[These materials on the case of Lt. Kennedy have been adapted, with the permission of the author, from his course website. The author may be contacted at Rob.VanCraenenburg@rug.ac.be. GPL]

J. Brant to the Under-Secretary of State for India

Under-Secretary of State for India
India Office, London.

Sir,--

I have the honor to acknowledge a dispatch No.27, dated 28th November 1859, from Colonel W.E. Baker, enclosing copy of a letter of the same date, addressed to Lieutenant R.C. Kennedy. I am desired to make a report on the subject for the information of Sir Charles Wood, and to state whether there is any good foundation for what was related by the correspondent of the Daily News.

Lieutenant Kennedy arrived in Damascus in March 1859, and presented an introductory letter from his brother, Mr. C.M. Kennedy of the Foreign Office, he must therefore be the person alluded to by the Daily News correspondent, and he answers to the description given of him, a short dark man, resembling a half caste. He gave out that his mother was a Mussulman woman, a native of India and that he had a Mussulman wife there. He resided for about three months in a Christian house in the City, where he rigidly observed the customs of Mahommedanism, and strictly kept the fast of Ramzan. He then married a Mussulman woman and went to lodge with her family. A few days after his marriage he received news of his father's death in England, and went thither, in a little more than three months he returned and after a short residence, went to India.

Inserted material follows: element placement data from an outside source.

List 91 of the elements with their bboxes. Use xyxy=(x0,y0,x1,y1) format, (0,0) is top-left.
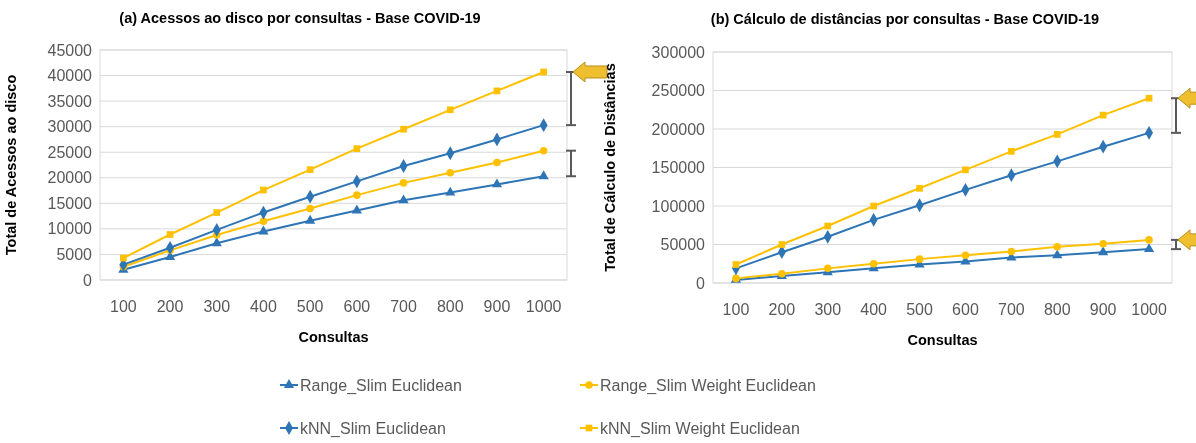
y-tick-label: 150000 xyxy=(651,159,706,177)
y-tick-label: 200000 xyxy=(651,120,706,138)
point xyxy=(1008,147,1015,155)
y-tick-label: 100000 xyxy=(651,197,706,215)
y-axis-title: Total de Acessos ao disco xyxy=(3,74,19,256)
y-tick-label: 30000 xyxy=(47,118,93,136)
point xyxy=(916,184,923,192)
point xyxy=(305,214,316,224)
y-tick-label: 0 xyxy=(696,274,706,292)
chart-title: (b) Cálculo de distâncias por consultas - Base COVID-19 xyxy=(710,11,1100,27)
x-tick-label: 100 xyxy=(722,301,750,318)
point xyxy=(399,179,408,187)
x-tick-label: 900 xyxy=(1089,301,1117,318)
point xyxy=(732,261,740,268)
point xyxy=(211,237,222,247)
point xyxy=(869,259,878,268)
point xyxy=(962,166,969,174)
x-tick-label: 800 xyxy=(436,298,464,315)
x-tick-label: 600 xyxy=(952,301,979,318)
x-tick-label: 300 xyxy=(203,298,231,315)
y-tick-label: 40000 xyxy=(47,67,93,85)
point xyxy=(1053,243,1062,251)
y-tick-label: 300000 xyxy=(651,43,706,61)
x-tick-label: 900 xyxy=(483,298,511,315)
x-tick-label: 1000 xyxy=(525,298,562,315)
x-tick-label: 300 xyxy=(814,301,842,318)
point xyxy=(1099,239,1107,248)
y-tick-label: 0 xyxy=(83,271,93,289)
point xyxy=(493,158,501,167)
y-tick-label: 20000 xyxy=(47,169,93,187)
point xyxy=(213,209,221,216)
x-tick-label: 500 xyxy=(906,301,933,318)
y-tick-label: 250000 xyxy=(651,82,706,100)
y-tick-label: 10000 xyxy=(47,220,93,238)
point xyxy=(351,204,362,214)
point xyxy=(539,146,548,155)
point xyxy=(445,186,456,196)
point xyxy=(353,145,361,152)
legend-label: kNN_Slim Euclidean xyxy=(300,419,446,438)
point xyxy=(540,68,547,76)
x-tick-label: 500 xyxy=(296,298,324,315)
x-tick-label: 200 xyxy=(156,298,184,315)
x-tick-label: 400 xyxy=(860,301,888,318)
point xyxy=(306,204,314,213)
y-tick-label: 15000 xyxy=(47,194,93,212)
point xyxy=(1143,243,1155,253)
point xyxy=(259,217,268,225)
legend-label: kNN_Slim Weight Euclidean xyxy=(600,419,800,438)
point xyxy=(491,178,503,188)
point xyxy=(120,254,127,262)
x-tick-label: 1000 xyxy=(1131,301,1167,318)
point xyxy=(1099,111,1107,119)
y-axis-title: Total de Cálculo de Distâncias xyxy=(602,63,618,272)
y-tick-label: 35000 xyxy=(47,92,93,110)
point xyxy=(166,231,174,238)
x-axis-title: Consultas xyxy=(298,329,369,345)
y-tick-label: 50000 xyxy=(660,236,706,254)
y-tick-label: 5000 xyxy=(56,246,93,264)
point xyxy=(446,106,454,114)
point xyxy=(260,186,267,194)
chart-title: (a) Acessos ao disco por consultas - Base COVID-19 xyxy=(119,10,481,26)
point xyxy=(538,170,549,180)
point xyxy=(400,125,407,133)
point xyxy=(1053,131,1061,138)
point xyxy=(353,191,361,199)
point xyxy=(1052,249,1063,259)
x-tick-label: 700 xyxy=(998,301,1025,318)
point xyxy=(824,222,832,230)
point xyxy=(1145,94,1153,102)
x-tick-label: 400 xyxy=(250,298,277,315)
point xyxy=(398,194,409,204)
x-tick-label: 100 xyxy=(110,298,137,315)
point xyxy=(961,251,970,260)
x-axis-title: Consultas xyxy=(907,332,978,348)
point xyxy=(915,255,924,263)
y-tick-label: 45000 xyxy=(47,41,93,59)
point xyxy=(258,225,269,235)
x-tick-label: 800 xyxy=(1043,301,1071,318)
legend-label: Range_Slim Weight Euclidean xyxy=(600,376,816,395)
y-tick-label: 25000 xyxy=(47,143,93,161)
x-tick-label: 200 xyxy=(768,301,796,318)
point xyxy=(446,168,455,177)
x-tick-label: 700 xyxy=(390,298,417,315)
point xyxy=(1098,246,1109,256)
point xyxy=(1007,247,1016,256)
x-tick-label: 600 xyxy=(343,298,371,315)
legend-label: Range_Slim Euclidean xyxy=(300,376,462,395)
point xyxy=(778,241,786,248)
point xyxy=(870,202,877,210)
point xyxy=(306,166,314,173)
point xyxy=(1145,236,1153,244)
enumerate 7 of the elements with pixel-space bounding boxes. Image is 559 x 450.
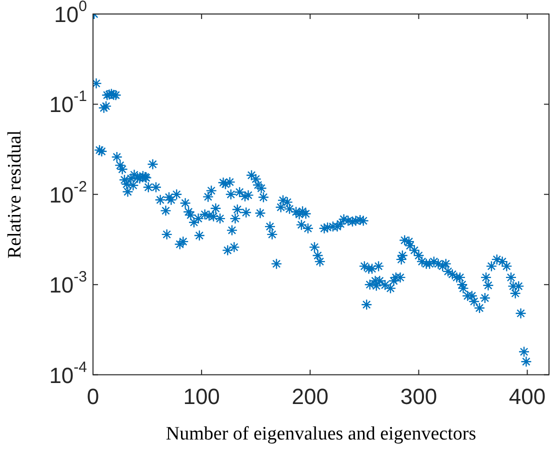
x-tick-label: 100: [183, 384, 220, 410]
y-axis-title: Relative residual: [4, 130, 26, 259]
x-tick-label: 200: [292, 384, 328, 410]
x-tick-label: 0: [86, 384, 100, 410]
x-tick-label: 300: [400, 384, 438, 410]
x-tick-label: 400: [508, 384, 546, 410]
x-axis-title: Number of eigenvalues and eigenvectors: [166, 424, 476, 445]
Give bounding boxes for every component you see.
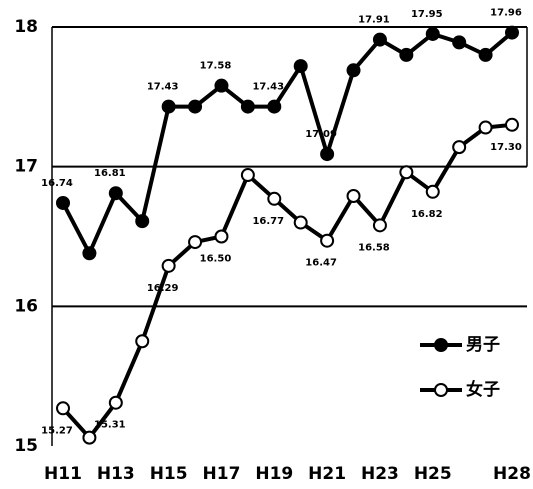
legend-label: 男子: [466, 335, 500, 355]
x-tick-label: H23: [361, 464, 399, 484]
point: [188, 235, 203, 250]
point: [108, 186, 123, 201]
legend-marker: [434, 383, 448, 397]
point: [478, 47, 493, 62]
data-label: 16.77: [252, 216, 284, 227]
data-label: 17.43: [252, 82, 284, 93]
point: [372, 218, 387, 233]
point: [82, 430, 97, 445]
point: [505, 25, 519, 40]
point: [56, 195, 70, 210]
data-label: 17.09: [305, 129, 337, 140]
data-label: 17.30: [490, 142, 522, 153]
point: [425, 26, 440, 41]
data-label: 17.58: [200, 61, 232, 72]
point: [293, 215, 308, 230]
point: [267, 99, 282, 114]
point: [240, 99, 255, 114]
x-tick-label: H13: [97, 464, 135, 484]
point: [82, 246, 97, 261]
data-label: 16.82: [411, 209, 443, 220]
legend-marker: [434, 338, 448, 352]
legend-label: 女子: [466, 379, 500, 400]
point: [161, 258, 176, 273]
point: [161, 99, 176, 114]
y-tick-label: 15: [14, 436, 38, 456]
x-tick-label: H19: [255, 464, 293, 484]
point: [56, 401, 70, 416]
point: [135, 214, 150, 229]
point: [135, 334, 150, 349]
x-tick-label: H15: [150, 464, 188, 484]
point: [293, 59, 308, 74]
point: [240, 168, 255, 183]
point: [372, 32, 387, 47]
point: [478, 120, 493, 135]
data-label: 16.81: [94, 168, 126, 179]
x-tick-label: H21: [308, 464, 346, 484]
data-label: 17.95: [411, 9, 443, 20]
data-label: 16.74: [41, 178, 73, 189]
point: [452, 35, 467, 50]
point: [108, 395, 123, 410]
point: [214, 229, 229, 244]
point: [320, 233, 335, 248]
series-line: [61, 31, 514, 258]
data-label: 15.31: [94, 420, 126, 431]
point: [267, 191, 282, 206]
y-tick-label: 16: [14, 296, 38, 316]
x-tick-label: H25: [414, 464, 452, 484]
y-tick-label: 18: [14, 17, 38, 37]
point: [346, 188, 361, 203]
data-label: 16.50: [200, 254, 232, 265]
point: [399, 47, 414, 62]
point: [320, 147, 335, 162]
data-label: 17.91: [358, 15, 390, 26]
y-tick-label: 17: [14, 157, 38, 177]
point: [214, 78, 229, 93]
point: [425, 184, 440, 199]
series-line: [61, 122, 513, 441]
point: [188, 99, 203, 114]
point: [505, 117, 519, 132]
data-label: 16.47: [305, 258, 337, 269]
data-label: 17.96: [490, 8, 522, 19]
x-tick-label: H28: [493, 464, 531, 484]
data-label: 15.27: [41, 425, 73, 436]
x-tick-label: H11: [44, 464, 82, 484]
point: [346, 63, 361, 78]
x-tick-label: H17: [203, 464, 241, 484]
data-label: 17.43: [147, 82, 179, 93]
data-label: 16.29: [147, 283, 179, 294]
data-label: 16.58: [358, 242, 390, 253]
point: [399, 165, 414, 180]
point: [452, 140, 467, 155]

During his first stay I saw him twice, once when he presented his letter of introduction, and next, when he was about to leave for England, he asked me to assist in cashing a bill, his brother having requested me to do so.

To me of course he never spoke against the rulers in India, but I heard from common report that amongst his Mussulman friends he criticized severely the conduct of the Indian Government, towards the native chiefs and sepoys, and that he also spoke disparagingly of the Christian religion. On his return from England, he saw a paragraph in the Bombay Times which he received regularly, giving an account of his behaviour in India when with his Regiment, and was in consequence more circumspect in his language.

During the whole of his stay in Damascus he wore the native costume. It is more than two months since he returned to India.

The original to Lieutenant Kennedy was not enclosed as stated in Colonel Baker's dispatch.- I have &c,

(Signed). JAMES BRANT.
Damascus, 26 th December, 1860.

(True Copy)

J.M. TAYLOR, Major.
Commanding 2nd Regiment Light Cavalry, Neemuch, 16th May, 1860.